Daily Interim Brief from February 13, 2019
Environmental & Agriculture
SB 314 – Advanced Well Stimulation Treatment
On Wednesday, February 13, 2019, SB 314, Advanced Well Stimulation Treatment by Senator Bill Montford, was heard in the Senate Environment and Natural Resources Committee and was voted favorably with 5 yeas and 0 nays. AIF stood in opposition of this bill.
The bill creates a new section of law, which:
- Prohibits both fracking and matrix acidization in the state (injecting fluids into a rock formation);
- Requires the Department of Environmental Protection (DEP) to conduct a study evaluating environmental impacts of well stimulation;
- Appropriates $2 million to DEP for the 2019-2020 fiscal year to fund the study
SB 314 will now head to the Senate Innovation, Industry, and Technology Committee.
AIF opposes bills or regulations that prohibit well stimulation techniques, prohibit hydraulic fracturing, limit technological advances and infringe on private property rights.
HB 261 – Beverage Law
On Wednesday, February 13, 2019, HB 261, Beverage Law by Representative Josie Tomkow, was heard in the House Business & Professions Subcommittee and was voted favorably with 8 yeas and 7 nays. AIF stood in support of this bill.
Florida’s Tied House Evil Law prohibits a manufacturer or distributor of alcoholic beverages from having a financial interest in the establishment of a licensed vendor, and prohibits a manufacturer or distributor from giving gifts, loans, property, or rebates to retail vendors. This bill amends and clarifies certain exemptions granting manufacturers the right to partner with vendors, so long as the manufacturer’s agreement does not impose on sales of other manufacturers’ brands.

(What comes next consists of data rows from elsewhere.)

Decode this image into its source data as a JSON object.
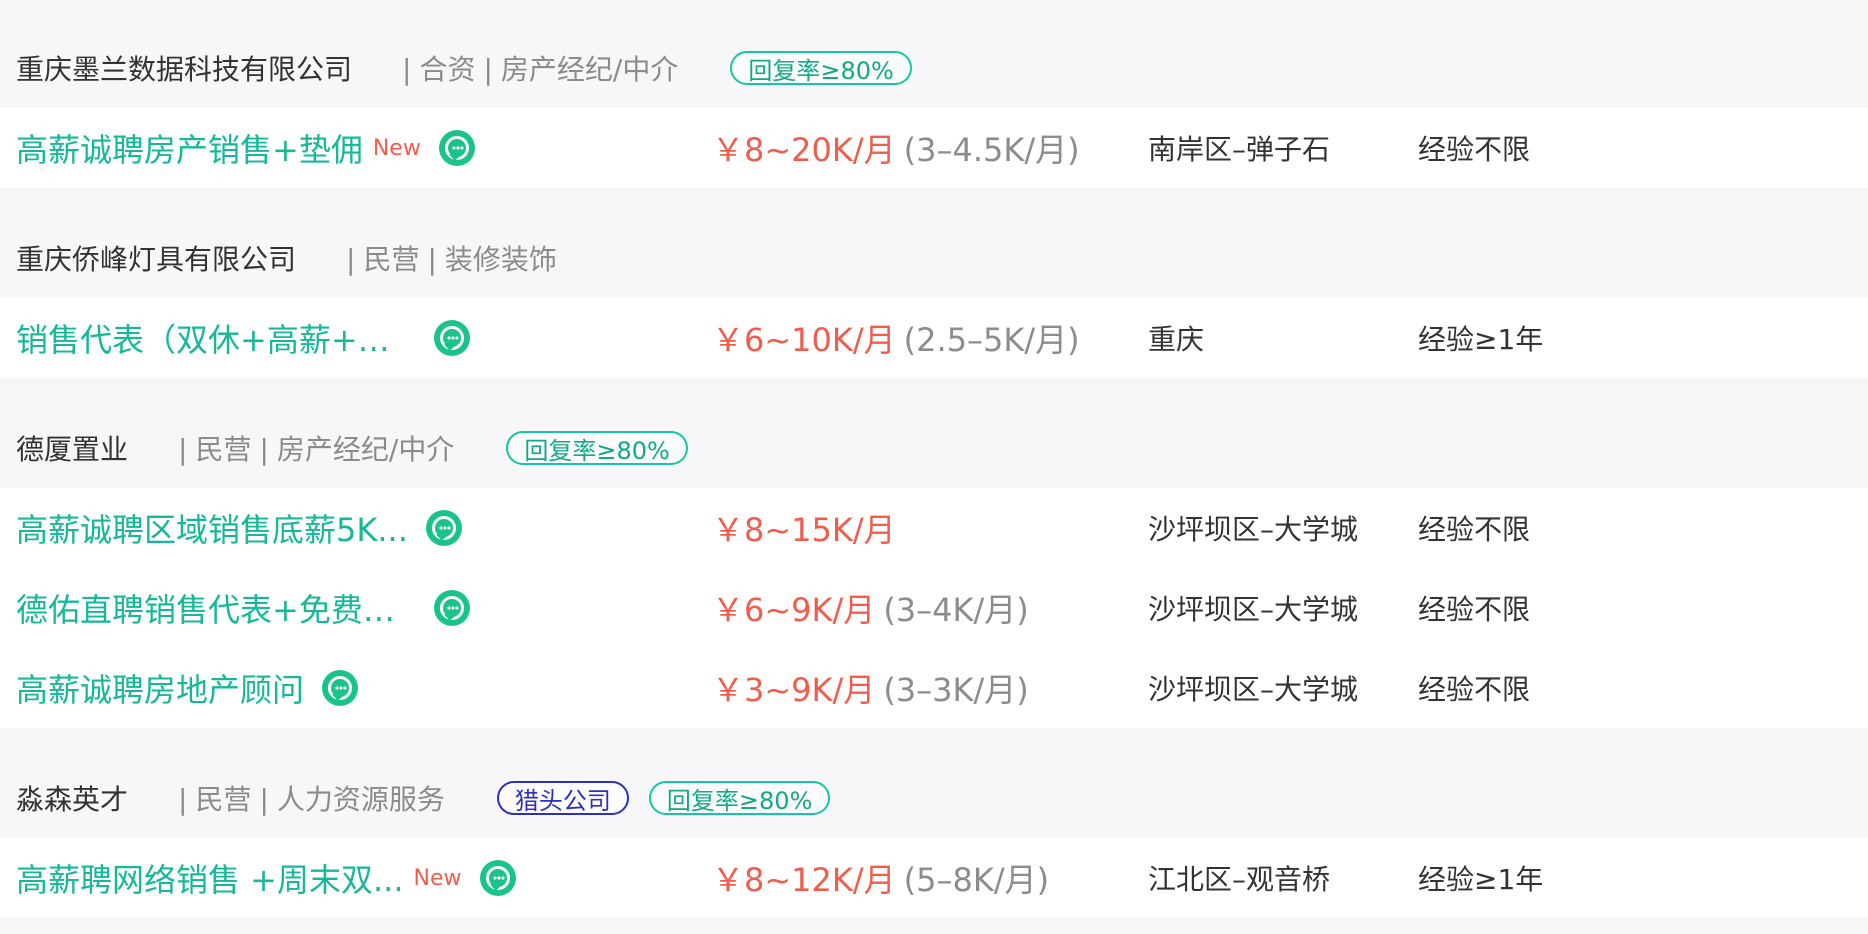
{
  "companies": [
    {
      "name": "重庆墨兰数据科技有限公司",
      "meta_1": "合资",
      "meta_2": "房产经纪/中介",
      "badges": [
        "回复率≥80%"
      ],
      "jobs": [
        {
          "title": "高薪诚聘房产销售+垫佣",
          "new_label": "New",
          "salary": "￥8~20K/月",
          "salary_note": "(3–4.5K/月)",
          "location": "南岸区–弹子石",
          "experience": "经验不限"
        }
      ]
    },
    {
      "name": "重庆侨峰灯具有限公司",
      "meta_1": "民营",
      "meta_2": "装修装饰",
      "badges": [],
      "jobs": [
        {
          "title": "销售代表（双休+高薪+公...",
          "new_label": "",
          "salary": "￥6~10K/月",
          "salary_note": "(2.5–5K/月)",
          "location": "重庆",
          "experience": "经验≥1年"
        }
      ]
    },
    {
      "name": "德厦置业",
      "meta_1": "民营",
      "meta_2": "房产经纪/中介",
      "badges": [
        "回复率≥80%"
      ],
      "jobs": [
        {
          "title": "高薪诚聘区域销售底薪5K...",
          "new_label": "",
          "salary": "￥8~15K/月",
          "salary_note": "",
          "location": "沙坪坝区–大学城",
          "experience": "经验不限"
        },
        {
          "title": "德佑直聘销售代表+免费端...",
          "new_label": "",
          "salary": "￥6~9K/月",
          "salary_note": "(3–4K/月)",
          "location": "沙坪坝区–大学城",
          "experience": "经验不限"
        },
        {
          "title": "高薪诚聘房地产顾问",
          "new_label": "",
          "salary": "￥3~9K/月",
          "salary_note": "(3–3K/月)",
          "location": "沙坪坝区–大学城",
          "experience": "经验不限"
        }
      ]
    },
    {
      "name": "淼森英才",
      "meta_1": "民营",
      "meta_2": "人力资源服务",
      "badges": [
        "猎头公司",
        "回复率≥80%"
      ],
      "jobs": [
        {
          "title": "高薪聘网络销售 +周末双...",
          "new_label": "New",
          "salary": "￥8~12K/月",
          "salary_note": "(5–8K/月)",
          "location": "江北区–观音桥",
          "experience": "经验≥1年"
        }
      ]
    }
  ],
  "colors": {
    "title": "#16b899",
    "salary": "#f15d4d",
    "reply_badge": "#16c5a2",
    "headhunter_badge": "#2c2fbf",
    "chat_icon": "#1ac38a"
  },
  "icons": {
    "chat": "chat-bubble-icon"
  }
}
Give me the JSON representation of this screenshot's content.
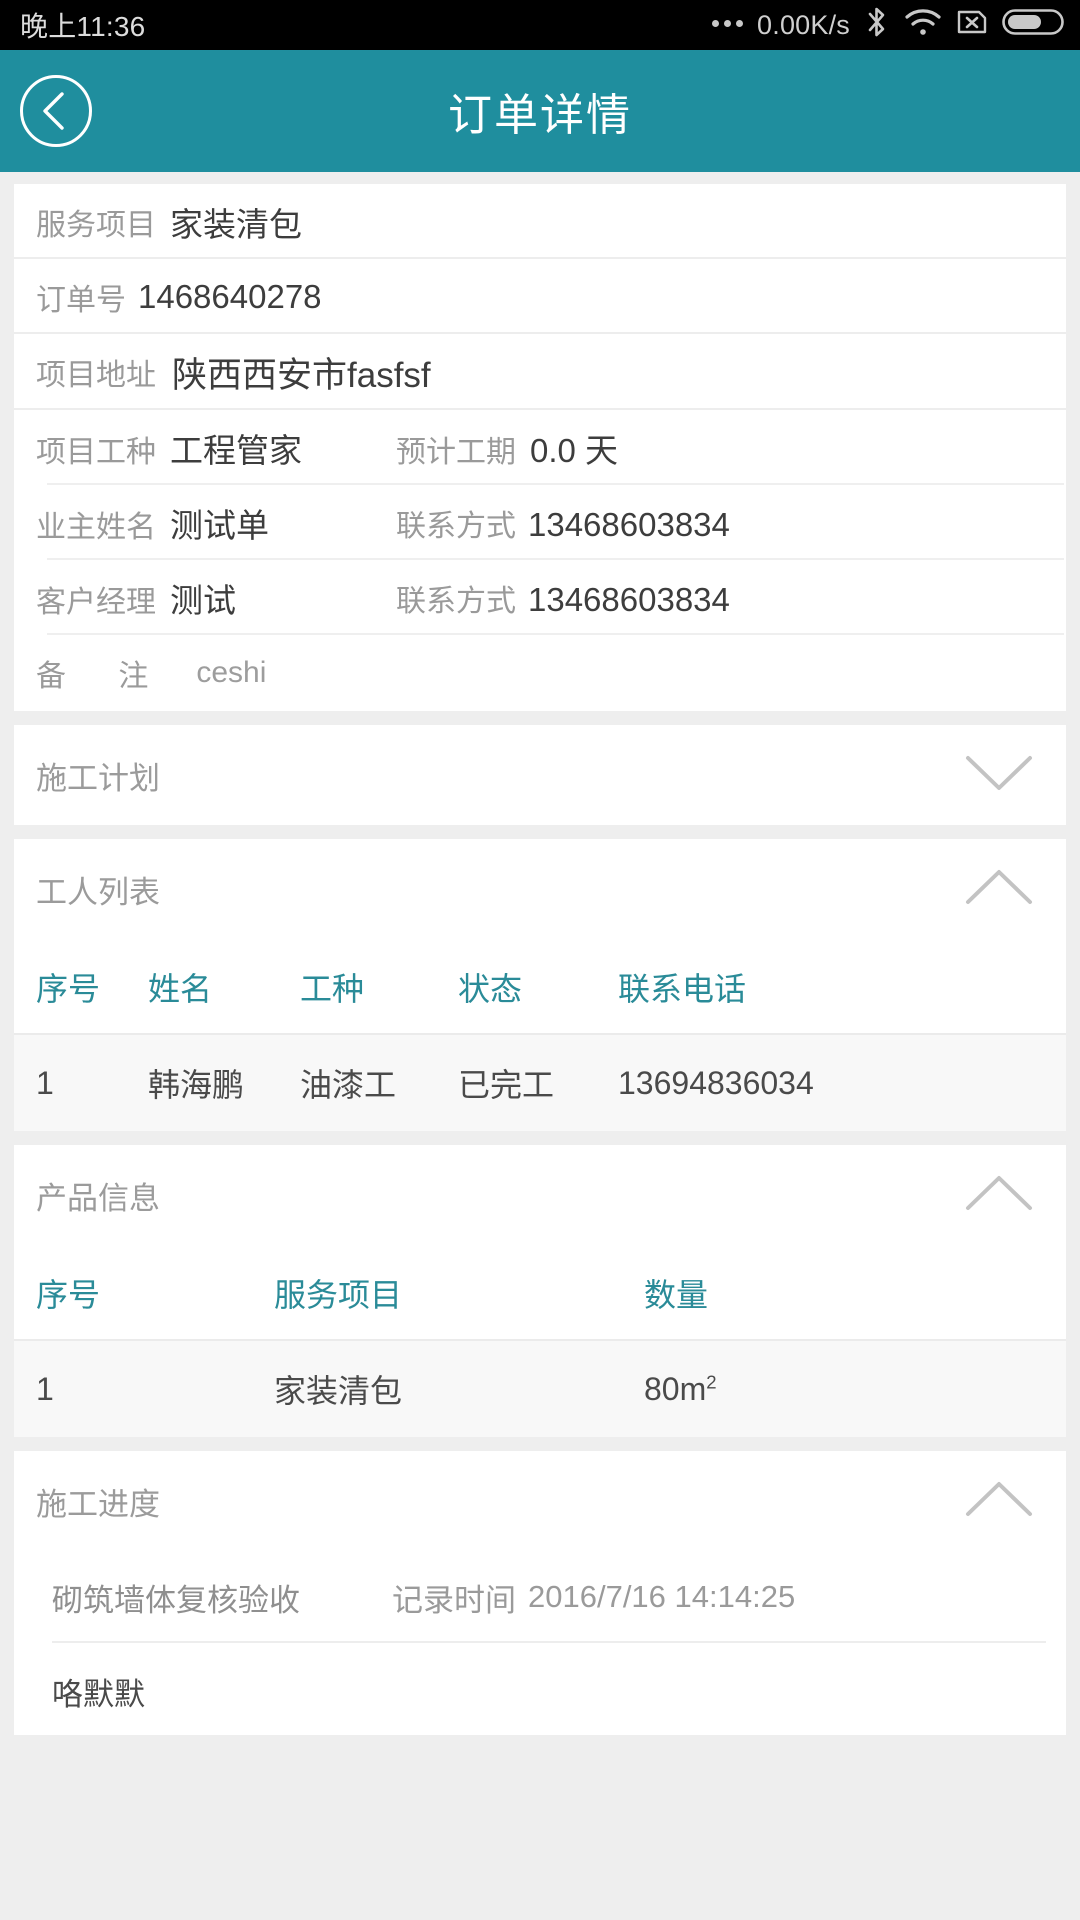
{
  "status_bar": {
    "time": "晚上11:36",
    "dots_icon": "more-dots-icon",
    "network_speed": "0.00K/s",
    "bluetooth_icon": "bluetooth-icon",
    "wifi_icon": "wifi-icon",
    "sim_icon": "sim-card-disabled-icon",
    "battery_icon": "battery-icon"
  },
  "titlebar": {
    "back_icon": "back-chevron-icon",
    "title": "订单详情",
    "background_color": "#1f8e9e",
    "text_color": "#ffffff"
  },
  "order_info": {
    "rows": [
      {
        "label": "服务项目",
        "value": "家装清包"
      },
      {
        "label": "订单号",
        "value": "1468640278"
      },
      {
        "label": "项目地址",
        "value": "陕西西安市fasfsf"
      }
    ],
    "pair_rows": [
      {
        "label_a": "项目工种",
        "value_a": "工程管家",
        "label_b": "预计工期",
        "value_b": "0.0 天"
      },
      {
        "label_a": "业主姓名",
        "value_a": "测试单",
        "label_b": "联系方式",
        "value_b": "13468603834"
      },
      {
        "label_a": "客户经理",
        "value_a": "测试",
        "label_b": "联系方式",
        "value_b": "13468603834"
      }
    ],
    "remark": {
      "label": "备 注",
      "value": "ceshi"
    }
  },
  "sections": {
    "plan": {
      "title": "施工计划",
      "chevron": "chevron-down-icon",
      "expanded": false
    },
    "workers": {
      "title": "工人列表",
      "chevron": "chevron-up-icon",
      "expanded": true
    },
    "products": {
      "title": "产品信息",
      "chevron": "chevron-up-icon",
      "expanded": true
    },
    "progress": {
      "title": "施工进度",
      "chevron": "chevron-up-icon",
      "expanded": true
    }
  },
  "worker_table": {
    "headers": [
      "序号",
      "姓名",
      "工种",
      "状态",
      "联系电话"
    ],
    "rows": [
      {
        "index": "1",
        "name": "韩海鹏",
        "trade": "油漆工",
        "status": "已完工",
        "phone": "13694836034"
      }
    ]
  },
  "product_table": {
    "headers": [
      "序号",
      "服务项目",
      "数量"
    ],
    "rows": [
      {
        "index": "1",
        "item": "家装清包",
        "qty_number": "80m",
        "qty_unit": "2"
      }
    ]
  },
  "progress_list": {
    "rows": [
      {
        "name": "砌筑墙体复核验收",
        "time_label": "记录时间",
        "time_value": "2016/7/16 14:14:25"
      }
    ],
    "partial_row": {
      "name": "咯默默"
    }
  },
  "colors": {
    "accent_teal": "#1f8e9e",
    "table_header_teal": "#2a8b98",
    "page_background": "#eeeeee",
    "card_background": "#ffffff",
    "row_alt_background": "#f8f8f8"
  }
}
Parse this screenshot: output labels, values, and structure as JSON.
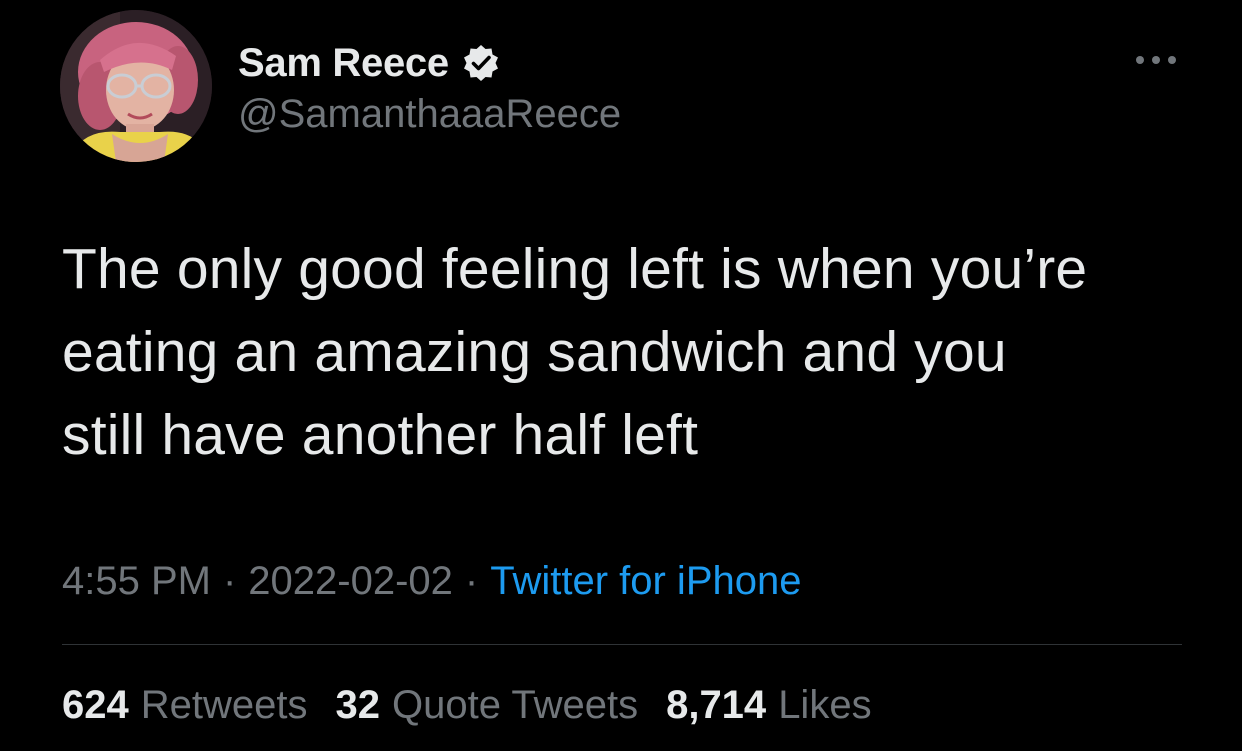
{
  "author": {
    "display_name": "Sam Reece",
    "handle": "@SamanthaaaReece",
    "verified_icon": "verified-badge-icon",
    "avatar": "profile-photo"
  },
  "menu": {
    "more_icon": "more-options-icon"
  },
  "tweet": {
    "text": "The only good feeling left is when you’re\neating an amazing sandwich and you\nstill have another half left"
  },
  "meta": {
    "time": "4:55 PM",
    "separator": "·",
    "date": "2022-02-02",
    "source": "Twitter for iPhone"
  },
  "stats": {
    "retweets_count": "624",
    "retweets_label": "Retweets",
    "quotes_count": "32",
    "quotes_label": "Quote Tweets",
    "likes_count": "8,714",
    "likes_label": "Likes"
  },
  "colors": {
    "background": "#000000",
    "text_primary": "#e7e9ea",
    "text_secondary": "#71767b",
    "link": "#1d9bf0",
    "divider": "#2f3336"
  }
}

HB 261 will now head to the House Government Operations & Technology Appropriations Subcommittee.
AIF supports legislative efforts to clean up laws imposing burdens and restrictions on manufacturer and vendor partnerships.
Legal & Judicial
HB 423 – Lost or Abandoned Personal Property
On Wednesday, February 13, 2019, HB 423, Lost or Abandoned Property by Representative Spencer Roach, was heard in the House Business & Professions Subcommittee and was voted favorably with 15 yeas and 0 nays. AIF stood in support of this bill.
This bill allows an owner or operator of a theme park, entertainment complex, zoo, museum, aquarium, public food service establishment, or public lodging establishment to elect to dispose of or donate lost or abandoned property found on its premises. Under the bill, an owner or operator who elects to dispose of or donate lost or abandoned property must first take charge of the property, maintain a record of the property, and hold the property for at least 30 days. The bill prohibits the owner or operator from selling the property. If the property remains unclaimed after 30 days, the owner or operator must dispose of or donate the property to a charitable institution. If a charitable institution accepts certain electronic devices, the bill requires the charitable institution to make a reasonable effort to delete all personal data from the device before its sale or disposal. The bill also provides that the rightful owner of the property may reclaim the property at any time before its disposal or donation.
The bill creates an alternate disposal process for lost or abandoned property for theme parks, entertainment complexes, zoos, museums, aquariums, public food service establishments, and public lodging establishments. The alternative process would require these types of facilities to hold the property for at least 30 days. Any property not claimed within 30 days must be donated to a charitable institution.
HB 423 will now head to the House Civil Justice Subcommittee.
AIF supports the right of property owners to hold and donate lost or abandoned property thereby eliminating the burden of contacting law enforcement for lost personal belongings.